For professional musicians, a lot of making their instrument work becomes automatic after years of practice. This extends to extremely sophisticated behaviours like 'make something up based on a melody you memorized' and, maybe, the dlPFC can relax...but then you add another person, and suddenly, things get complicated again. Now, in addition to paying attention to your music, you also need to pay attention to the other person and THEIR music. What started off as a decision-making problem is now also a social problem ("many layers of problems and also pictures of brains" could be neuroscience's motto).

So what does the dlPFC do? It's tricky to say for sure. Based on decision-making literature, it seems like it's there to yea or nay behaviour that is complex and highly changeable...but there's one more interesting thing. In addition to participating in decision-making, the dlPFC is also connected to areas for movement and sensory input in the brain.

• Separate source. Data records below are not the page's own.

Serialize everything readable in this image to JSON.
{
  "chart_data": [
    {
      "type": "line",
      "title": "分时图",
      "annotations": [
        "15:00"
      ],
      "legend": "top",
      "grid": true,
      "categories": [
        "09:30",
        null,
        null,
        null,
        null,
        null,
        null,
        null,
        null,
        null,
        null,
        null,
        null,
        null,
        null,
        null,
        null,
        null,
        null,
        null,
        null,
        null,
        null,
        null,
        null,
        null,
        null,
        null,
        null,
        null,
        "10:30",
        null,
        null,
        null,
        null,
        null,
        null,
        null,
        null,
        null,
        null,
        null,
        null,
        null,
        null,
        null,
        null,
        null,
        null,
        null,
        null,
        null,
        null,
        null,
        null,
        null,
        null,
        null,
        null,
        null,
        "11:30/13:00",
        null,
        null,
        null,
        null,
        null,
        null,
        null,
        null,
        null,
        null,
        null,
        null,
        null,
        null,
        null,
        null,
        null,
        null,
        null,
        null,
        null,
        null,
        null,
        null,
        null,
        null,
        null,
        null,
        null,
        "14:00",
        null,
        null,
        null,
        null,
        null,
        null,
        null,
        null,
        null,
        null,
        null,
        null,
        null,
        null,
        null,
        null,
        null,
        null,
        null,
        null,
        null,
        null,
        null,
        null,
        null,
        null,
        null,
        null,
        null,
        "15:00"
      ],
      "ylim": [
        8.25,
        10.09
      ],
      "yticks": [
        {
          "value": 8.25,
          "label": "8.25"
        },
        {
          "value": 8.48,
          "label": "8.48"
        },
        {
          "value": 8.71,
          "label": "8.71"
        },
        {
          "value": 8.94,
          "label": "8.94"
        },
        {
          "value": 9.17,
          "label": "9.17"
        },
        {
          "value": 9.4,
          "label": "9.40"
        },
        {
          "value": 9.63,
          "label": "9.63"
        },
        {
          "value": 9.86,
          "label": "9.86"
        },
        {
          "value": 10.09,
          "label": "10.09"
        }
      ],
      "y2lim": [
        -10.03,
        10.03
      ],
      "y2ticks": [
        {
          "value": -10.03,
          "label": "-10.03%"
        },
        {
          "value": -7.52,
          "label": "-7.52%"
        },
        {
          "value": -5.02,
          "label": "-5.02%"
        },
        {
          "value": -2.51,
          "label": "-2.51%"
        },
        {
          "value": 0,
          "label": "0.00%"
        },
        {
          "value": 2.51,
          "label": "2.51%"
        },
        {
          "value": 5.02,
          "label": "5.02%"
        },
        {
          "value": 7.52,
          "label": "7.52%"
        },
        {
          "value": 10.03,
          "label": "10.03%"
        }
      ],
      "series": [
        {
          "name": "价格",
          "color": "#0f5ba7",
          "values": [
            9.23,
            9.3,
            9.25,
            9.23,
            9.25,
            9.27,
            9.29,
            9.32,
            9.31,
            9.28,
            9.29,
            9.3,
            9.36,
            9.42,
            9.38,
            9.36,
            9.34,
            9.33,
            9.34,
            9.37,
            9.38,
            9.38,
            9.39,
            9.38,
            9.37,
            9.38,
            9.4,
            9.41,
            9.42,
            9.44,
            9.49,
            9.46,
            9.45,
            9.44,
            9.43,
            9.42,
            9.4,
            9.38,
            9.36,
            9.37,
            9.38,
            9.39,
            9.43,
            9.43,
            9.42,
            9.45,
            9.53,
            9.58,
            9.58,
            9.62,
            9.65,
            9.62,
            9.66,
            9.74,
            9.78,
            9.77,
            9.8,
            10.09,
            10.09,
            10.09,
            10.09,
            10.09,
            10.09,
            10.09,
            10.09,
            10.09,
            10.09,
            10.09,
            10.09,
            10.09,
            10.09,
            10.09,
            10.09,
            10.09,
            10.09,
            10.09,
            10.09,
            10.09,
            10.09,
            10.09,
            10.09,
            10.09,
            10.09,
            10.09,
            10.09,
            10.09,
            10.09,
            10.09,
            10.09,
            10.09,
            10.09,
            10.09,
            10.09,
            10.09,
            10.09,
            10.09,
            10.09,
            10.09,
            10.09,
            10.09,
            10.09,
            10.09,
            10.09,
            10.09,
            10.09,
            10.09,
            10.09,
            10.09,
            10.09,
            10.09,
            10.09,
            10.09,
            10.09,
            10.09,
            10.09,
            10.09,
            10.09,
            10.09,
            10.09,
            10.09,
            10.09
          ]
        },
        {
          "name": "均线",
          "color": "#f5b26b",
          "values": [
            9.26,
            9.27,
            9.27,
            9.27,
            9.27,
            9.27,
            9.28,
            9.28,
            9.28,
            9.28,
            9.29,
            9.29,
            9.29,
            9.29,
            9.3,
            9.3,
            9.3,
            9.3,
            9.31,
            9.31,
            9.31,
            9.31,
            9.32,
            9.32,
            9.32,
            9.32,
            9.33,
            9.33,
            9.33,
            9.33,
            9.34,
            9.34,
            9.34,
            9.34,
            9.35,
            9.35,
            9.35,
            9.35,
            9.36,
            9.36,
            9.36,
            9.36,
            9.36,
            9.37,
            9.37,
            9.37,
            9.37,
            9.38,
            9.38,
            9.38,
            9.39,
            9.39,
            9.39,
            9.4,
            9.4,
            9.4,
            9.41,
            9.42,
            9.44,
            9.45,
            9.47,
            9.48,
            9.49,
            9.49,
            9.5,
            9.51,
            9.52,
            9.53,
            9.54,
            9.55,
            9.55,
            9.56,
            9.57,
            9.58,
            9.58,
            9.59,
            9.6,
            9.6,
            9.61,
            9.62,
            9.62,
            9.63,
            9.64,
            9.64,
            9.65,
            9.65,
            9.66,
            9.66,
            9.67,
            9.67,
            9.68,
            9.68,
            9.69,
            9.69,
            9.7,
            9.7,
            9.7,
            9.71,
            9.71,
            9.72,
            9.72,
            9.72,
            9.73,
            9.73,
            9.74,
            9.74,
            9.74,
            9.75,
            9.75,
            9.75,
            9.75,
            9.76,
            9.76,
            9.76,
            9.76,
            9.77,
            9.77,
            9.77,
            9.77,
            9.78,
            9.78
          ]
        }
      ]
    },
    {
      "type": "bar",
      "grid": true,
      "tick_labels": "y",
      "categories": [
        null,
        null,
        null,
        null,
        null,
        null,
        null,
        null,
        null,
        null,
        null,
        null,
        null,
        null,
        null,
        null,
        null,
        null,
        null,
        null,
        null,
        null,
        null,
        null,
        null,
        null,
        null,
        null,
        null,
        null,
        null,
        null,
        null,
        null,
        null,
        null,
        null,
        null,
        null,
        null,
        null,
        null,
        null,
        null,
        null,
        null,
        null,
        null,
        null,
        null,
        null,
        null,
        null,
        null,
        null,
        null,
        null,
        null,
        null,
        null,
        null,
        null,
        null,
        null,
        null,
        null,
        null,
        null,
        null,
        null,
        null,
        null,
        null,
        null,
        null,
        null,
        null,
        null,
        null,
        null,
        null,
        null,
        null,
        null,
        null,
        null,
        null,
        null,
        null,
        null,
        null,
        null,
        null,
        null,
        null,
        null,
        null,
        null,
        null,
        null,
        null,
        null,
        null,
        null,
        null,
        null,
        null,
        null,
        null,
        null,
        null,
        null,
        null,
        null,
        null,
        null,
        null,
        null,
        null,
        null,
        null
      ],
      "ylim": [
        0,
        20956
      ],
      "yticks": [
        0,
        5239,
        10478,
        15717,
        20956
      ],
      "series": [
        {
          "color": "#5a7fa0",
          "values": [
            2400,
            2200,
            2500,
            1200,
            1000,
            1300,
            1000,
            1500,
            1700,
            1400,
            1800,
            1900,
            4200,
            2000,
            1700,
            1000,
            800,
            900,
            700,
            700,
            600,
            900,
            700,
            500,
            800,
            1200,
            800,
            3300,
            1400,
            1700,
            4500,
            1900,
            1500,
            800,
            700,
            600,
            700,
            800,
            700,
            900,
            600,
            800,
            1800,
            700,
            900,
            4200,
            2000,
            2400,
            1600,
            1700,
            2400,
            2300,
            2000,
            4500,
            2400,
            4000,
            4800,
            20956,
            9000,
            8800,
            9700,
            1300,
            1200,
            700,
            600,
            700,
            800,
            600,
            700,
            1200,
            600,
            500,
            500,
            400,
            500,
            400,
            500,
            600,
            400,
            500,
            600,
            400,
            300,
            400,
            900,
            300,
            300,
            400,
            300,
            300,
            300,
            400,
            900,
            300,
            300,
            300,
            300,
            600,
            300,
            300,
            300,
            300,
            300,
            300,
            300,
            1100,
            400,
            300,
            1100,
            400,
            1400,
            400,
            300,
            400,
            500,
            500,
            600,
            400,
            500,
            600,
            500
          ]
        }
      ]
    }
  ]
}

Tangent time**! Making music is a physical activity. You need to physically vocalize or play an instrument, and how this embodiment fits into the plan-execute-repeat loop is not amazingly understood***. Some interesting findings from Sammler and colleagues [5] show that pianists can detect errors in videos of other pianists' hands, indicating that the physical positioning of the hand contains information that trained pianists can perceive. It’s NOW time for a DUBIOUS THEORY. Given that music is a physical process, could the suspension of the dlPFC in some cases point to the brain giving the body more control? The short answer is maybe, but we need more studies.

So where does that leave us with the dlPFC? In the great tradition of science, I wrote the contents of this blog post into a paragraph for our review paper calling for more research with 100% less shouting and MARKEDLY fewer curse words. And that's how I got into a disagreement with the dlPFC that ultimately led to a deeper understanding and appreciation of its functionality, bringing us closer together than ever before (figuratively. It’s still at the front of my brain).

*exceptionally nerdy

**this whole thing is a tangent. I'm sorry.

***nothing is. I'm sorry.

[1] Bengtsson, S.L., Csíkszentmihályi, M., & Ullén, F. ( 2007). Cortical regions involved in the generation of musical structures during improvisation in pianists. Journal of Cognitive Neuroscience, 19(5), 830–842.

[2] Limb, C. J., & Braun, A. R. (2008). Neural substrates of spontaneous musical performance: an FMRI study of jazz improvisation. PLoS one, 3(2), e1679.

[3] Liu, S., Chow, H. M., Xu, Y., Erkkinen, M. G., Swett, K. E., Eagle, M. W., ... & Braun, A. R. (2012). Neural correlates of lyrical improvisation: an fMRI study of freestyle rap. Scientific reports, 2, 834.

[4] Donnay, G. F., Rankin, S. K., Lopez-Gonzalez, M., Jiradejvong, P., & Limb, C. J. (2014). Neural substrates of interactive musical improvisation: an FMRI study of ‘trading fours’ in jazz. PLoS one, 9(2), e88665.

[5] Sammler, D., Novembre, G., Koelsch, S., & Keller, P.E. (2013). Syntax in a pianist’s hand: ERP signatures of “embodied” syntax processing in music. Cortex, 49, 1325-1339.